Co ciekawe, Jacek Gmoch potwierdza tę relację!
– To była niesamowita scena – mówi legendarny trener. – Gierek jej przytaknął, co otoczenie zarejestrowało… To było niezwykłe, jak pewnie w określonych sytuacjach czuła się Irena Gadocha.
Okazuje się, że Irena Gadocha była osobistą sekretarką Stanisława Kowalczyka, ministra spraw wewnętrznych.
Deyna ostatecznie przeszedł z Legii do Manchesteru City dopiero jesienią 1978 roku, gdy miał już trzydzieści jeden lat! Kosztował 120 tysięcy funtów. Do Anglii polecił go Jacek Gmoch, którego pierwotnie klub z Anglii pytał o Zbigniewa Bońka. Tyle że Boniek miał dopiero dwadzieścia dwa lata.
– Boniek i tak poleciał na Zachód dużo szybciej niż inni piłkarze, jak Andrzej Szarmach czy Grzegorz Lato – mówię do Gmocha.
– Decyzja zapadła na Kremlu – odpowiada i powieka nawet mu nie drgnie. Otwieram szeroko oczy. Jacka Gmocha nie zbija to z tropu: – Kreml, wiem, co mówię. – Śmieje się po chwili od ucha do ucha.
– Trenerze, uwielbiam pańskie opowieści, ale… czasami pan się nie zatrzymuje…
– Nie chcesz wierzyć, to nie wierz… Roman, a słyszałeś, kto to jest Agnelli?
– Jeden z najpotężniejszych ludzi powojennej Italii.
– Jak nie najpotężniejszy. I z kim robił interesy Agnelli? Z Amerykanami? Pewnie. Z Rosjanami? Jak najbardziej! Agnelli rządził Fiatem. A Fiat miał fabryki w różnych miejscach świata, nawet w Związku Radzieckim.
– Trwała „zimna wojna”, a tymczasem Fiat sprzedawał licencje Sowietom – najpierw fi ata 600, co było podstawą do skonstruowania zaporożca, później fi ata 127, który w Związku Sowieckim był pierwowzorem żiguliego, a w demoludach czy na eksport nazywany był ładą. W Togliatti – obwód samarski nad Wołgą – powstała wielka fabryka samochodów!
– Brawo, widzę, że robisz solidny research do książki. Sam widzisz, że Agnelli robił interesy ponad politycznymi czy gospodarczymi podziałami. I świetnie na tym wychodził.
– Gdy sprzedawał w latach sześćdziesiątych XX wieku licencje Sowietom, to kupował takie marki jak Ferrari czy Lancia.
– No proszę! Nie mam racji, że Agnelli miał dojścia na Kremlu?! Myślę, że bez problemów mógł powiedzieć słowo nawet Breżniewowi.

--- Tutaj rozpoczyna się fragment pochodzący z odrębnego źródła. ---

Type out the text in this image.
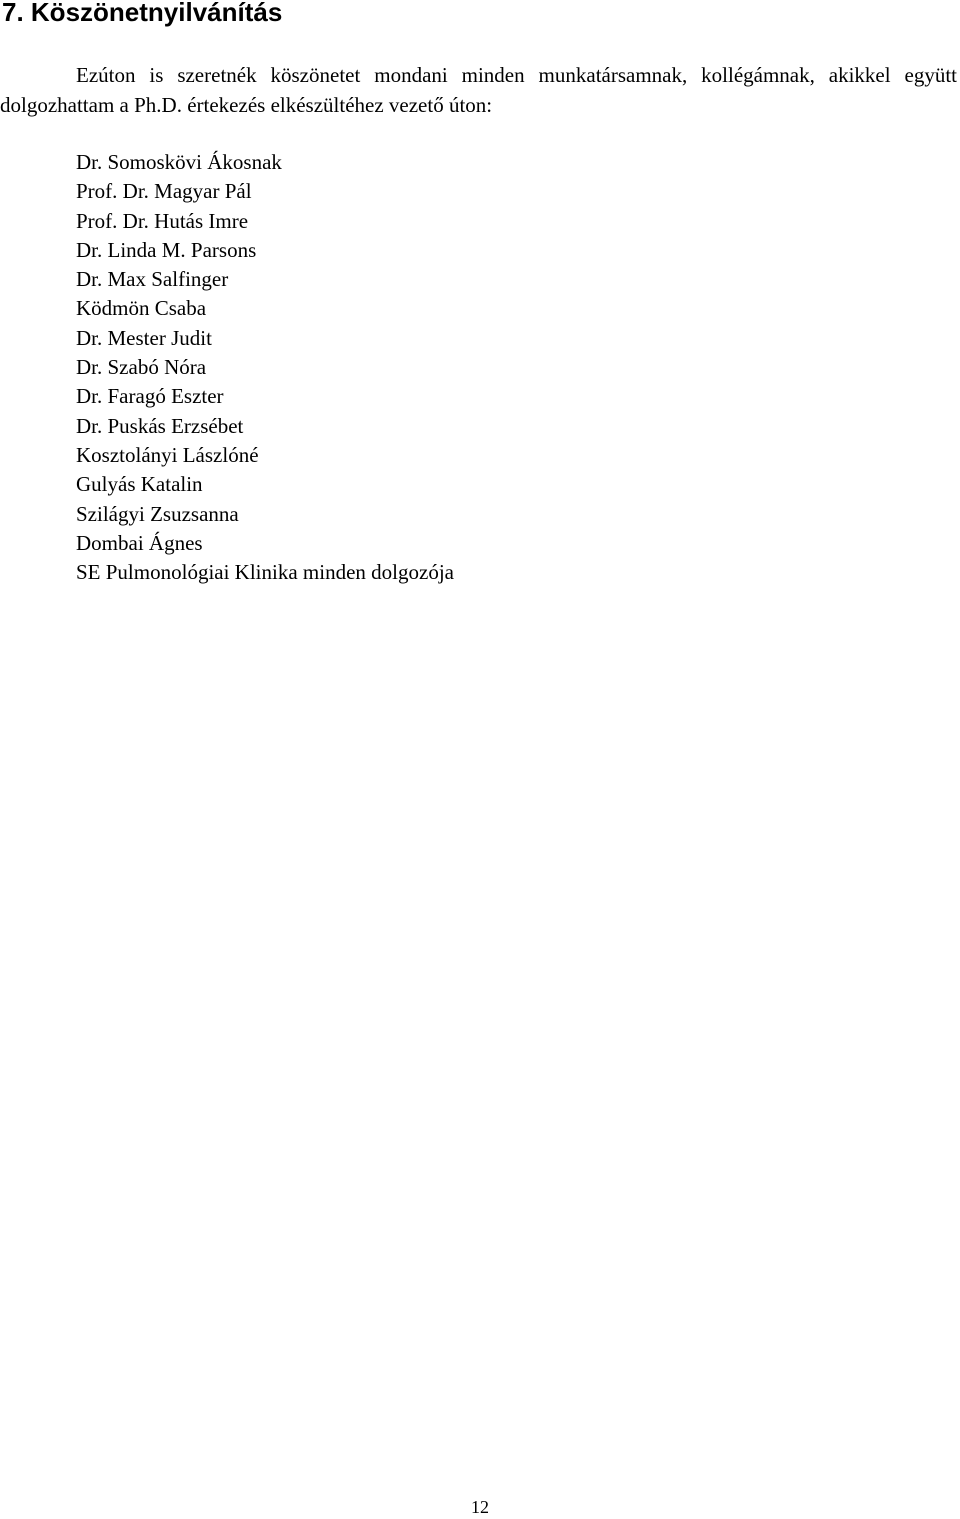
7. Köszönetnyilvánítás

Ezúton is szeretnék köszönetet mondani minden munkatársamnak, kollégámnak, akikkel együtt dolgozhattam a Ph.D. értekezés elkészültéhez vezető úton:

Dr. Somoskövi Ákosnak
Prof. Dr. Magyar Pál
Prof. Dr. Hutás Imre
Dr. Linda M. Parsons
Dr. Max Salfinger
Ködmön Csaba
Dr. Mester Judit
Dr. Szabó Nóra
Dr. Faragó Eszter
Dr. Puskás Erzsébet
Kosztolányi Lászlóné
Gulyás Katalin
Szilágyi Zsuzsanna
Dombai Ágnes
SE Pulmonológiai Klinika minden dolgozója
12
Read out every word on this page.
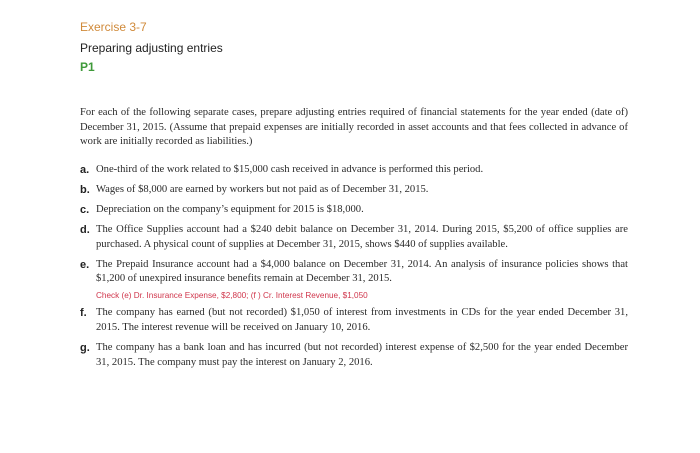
Exercise 3-7

Preparing adjusting entries

P1

For each of the following separate cases, prepare adjusting entries required of financial statements for the year ended (date of) December 31, 2015. (Assume that prepaid expenses are initially recorded in asset accounts and that fees collected in advance of work are initially recorded as liabilities.)

a. One-third of the work related to $15,000 cash received in advance is performed this period.
b. Wages of $8,000 are earned by workers but not paid as of December 31, 2015.
c. Depreciation on the company’s equipment for 2015 is $18,000.
d. The Office Supplies account had a $240 debit balance on December 31, 2014. During 2015, $5,200 of office supplies are purchased. A physical count of supplies at December 31, 2015, shows $440 of supplies available.
e. The Prepaid Insurance account had a $4,000 balance on December 31, 2014. An analysis of insurance policies shows that $1,200 of unexpired insurance benefits remain at December 31, 2015.
Check (e) Dr. Insurance Expense, $2,800; (f ) Cr. Interest Revenue, $1,050
f. The company has earned (but not recorded) $1,050 of interest from investments in CDs for the year ended December 31, 2015. The interest revenue will be received on January 10, 2016.
g. The company has a bank loan and has incurred (but not recorded) interest expense of $2,500 for the year ended December 31, 2015. The company must pay the interest on January 2, 2016.
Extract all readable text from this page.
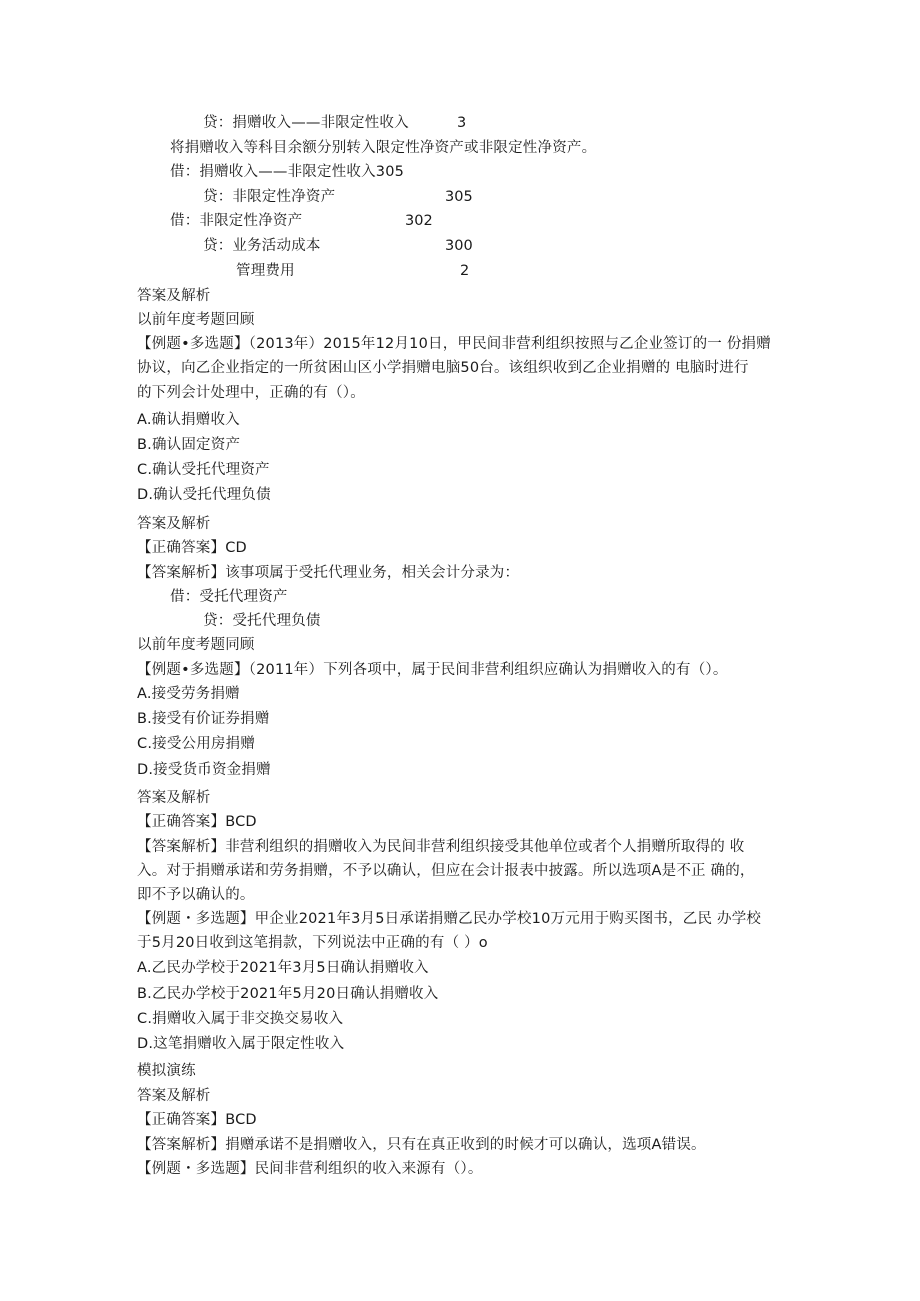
贷：捐赠收入——非限定性收入	3
将捐赠收入等科目余额分别转入限定性净资产或非限定性净资产。
借：捐赠收入——非限定性收入305
贷：非限定性净资产	305
借：非限定性净资产	302
贷：业务活动成本	300
管理费用	2
答案及解析
以前年度考题回顾
【例题•多选题】（2013年）2015年12月10日，甲民间非营利组织按照与乙企业签订的一 份捐赠
协议，向乙企业指定的一所贫困山区小学捐赠电脑50台。该组织收到乙企业捐赠的 电脑时进行
的下列会计处理中，正确的有（）。
A.确认捐赠收入
B.确认固定资产
C.确认受托代理资产
D.确认受托代理负债
答案及解析
【正确答案】CD
【答案解析】该事项属于受托代理业务，相关会计分录为：
借：受托代理资产
贷：受托代理负债
以前年度考题同顾
【例题•多选题】（2011年）下列各项中，属于民间非营利组织应确认为捐赠收入的有（）。
A.接受劳务捐赠
B.接受有价证券捐赠
C.接受公用房捐赠
D.接受货币资金捐赠
答案及解析
【正确答案】BCD
【答案解析】非营利组织的捐赠收入为民间非营利组织接受其他单位或者个人捐赠所取得的 收
入。对于捐赠承诺和劳务捐赠，不予以确认，但应在会计报表中披露。所以选项A是不正 确的，
即不予以确认的。
【例题・多选题】甲企业2021年3月5日承诺捐赠乙民办学校10万元用于购买图书，乙民 办学校
于5月20日收到这笔捐款，下列说法中正确的有（ ）o
A.乙民办学校于2021年3月5日确认捐赠收入
B.乙民办学校于2021年5月20日确认捐赠收入
C.捐赠收入属于非交换交易收入
D.这笔捐赠收入属于限定性收入
模拟演练
答案及解析
【正确答案】BCD
【答案解析】捐赠承诺不是捐赠收入，只有在真正收到的时候才可以确认，选项A错误。
【例题・多选题】民间非营利组织的收入来源有（）。
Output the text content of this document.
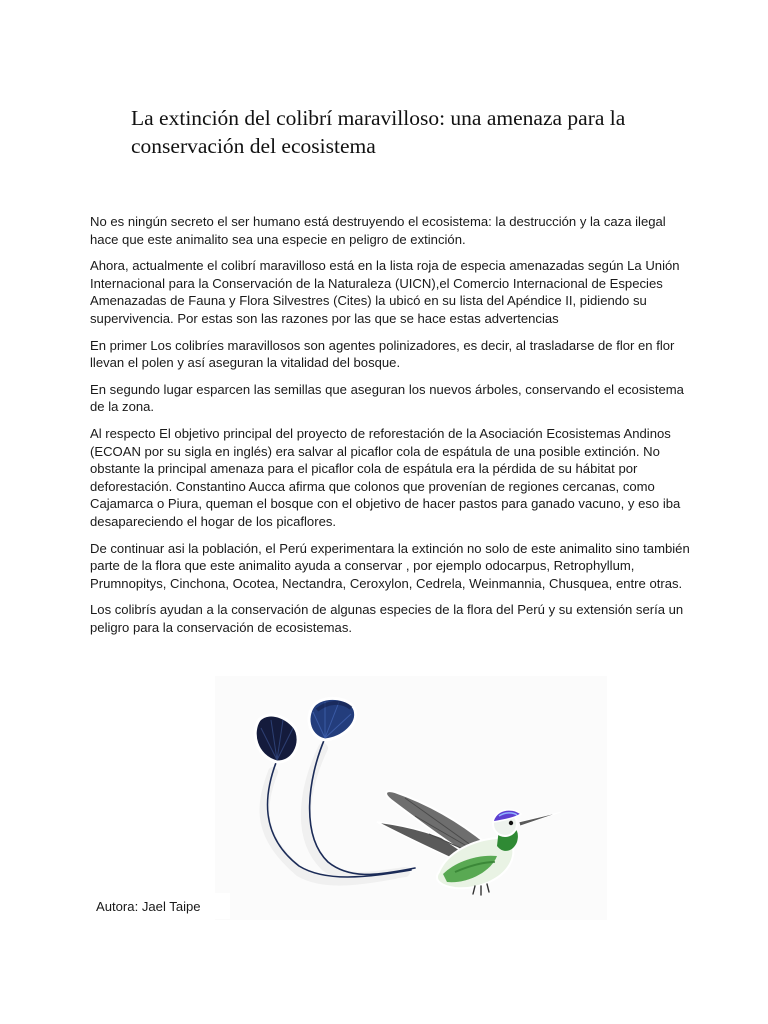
La extinción del colibrí maravilloso: una amenaza para la conservación del ecosistema

No es ningún secreto el ser humano está destruyendo el ecosistema: la destrucción y la caza ilegal hace que este animalito sea una especie en peligro de extinción.

Ahora, actualmente el colibrí maravilloso está en la lista roja de especia amenazadas según La Unión Internacional para la Conservación de la Naturaleza (UICN),el Comercio Internacional de Especies Amenazadas de Fauna y Flora Silvestres (Cites) la ubicó en su lista del Apéndice II, pidiendo su supervivencia. Por estas son las razones por las que se hace estas advertencias

En primer Los colibríes maravillosos son agentes polinizadores, es decir, al trasladarse de flor en flor llevan el polen y así aseguran la vitalidad del bosque.

En segundo lugar esparcen las semillas que aseguran los nuevos árboles, conservando el ecosistema de la zona.

Al respecto El objetivo principal del proyecto de reforestación de la Asociación Ecosistemas Andinos (ECOAN por su sigla en inglés) era salvar al picaflor cola de espátula de una posible extinción. No obstante la principal amenaza para el picaflor cola de espátula era la pérdida de su hábitat por deforestación. Constantino Aucca afirma que colonos que provenían de regiones cercanas, como Cajamarca o Piura, queman el bosque con el objetivo de hacer pastos para ganado vacuno, y eso iba desapareciendo el hogar de los picaflores.

De continuar asi la población, el Perú experimentara la extinción no solo de este animalito sino también parte de la flora que este animalito ayuda a conservar , por ejemplo odocarpus, Retrophyllum, Prumnopitys, Cinchona, Ocotea, Nectandra, Ceroxylon, Cedrela, Weinmannia, Chusquea, entre otras.

Los colibrís ayudan a la conservación de algunas especies de la flora del Perú y su extensión sería un peligro para la conservación de ecosistemas.

Autora: Jael Taipe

– Leonid Breżniew był pierwszym sekretarzem Komunistycznej Partii Związku Sowieckiego, rządzącym od 1964 roku aż do śmierci w 1982.
– Agnelli na pewno znał ludzi z otoczenia Breżniewa. Wystarczyło słowo Breżniewa do Jaruzelskiego i… wiadomo było, że Boniek jest na sprzedaż…
Kiedy opowiedziałem Bońkowi rewelacje Gmocha, niemal spadł z krzesła. Najpierw zaniemówił. A później krzyknął: – Kto decydował? Breżniew?!
– Musisz jednak przyznać, że Fiat robił interesy na wschodzie! – mówię do Zbyszka.
– Pewnie, że robił, i to robił skutecznie – mówi Boniek. – Prawda jest też taka, że od początku chciałem iść do Romy. Jednak siła – jak by to ująć? – siła argumentów Juventusu była ogromna. I to chyba zdecydowało, że władze PRL-u nie czyniły mi przeszkód, jeśli chodzi o transfer… Bo za ile odchodzili Deyna, Lato, Szarmach…
– Lato poszedł do Lokeren za 175 tysięcy dolarów, Szarmach do Auxerre za 130 tysięcy „zielonych”.
– Tu wchodziły w grę prawie 2 miliony dolarów. To były gigantyczne pieniądze. Młodzi ludzie nie zdają sobie sprawy, jak to wyglądało w tamtej rzeczywistości. Jak przewiozłem w majtkach 4 tysiące dolarów po meczu Argentyna-Reszta Świata w 1979 roku, to mogłem za to kupić dom i samochód…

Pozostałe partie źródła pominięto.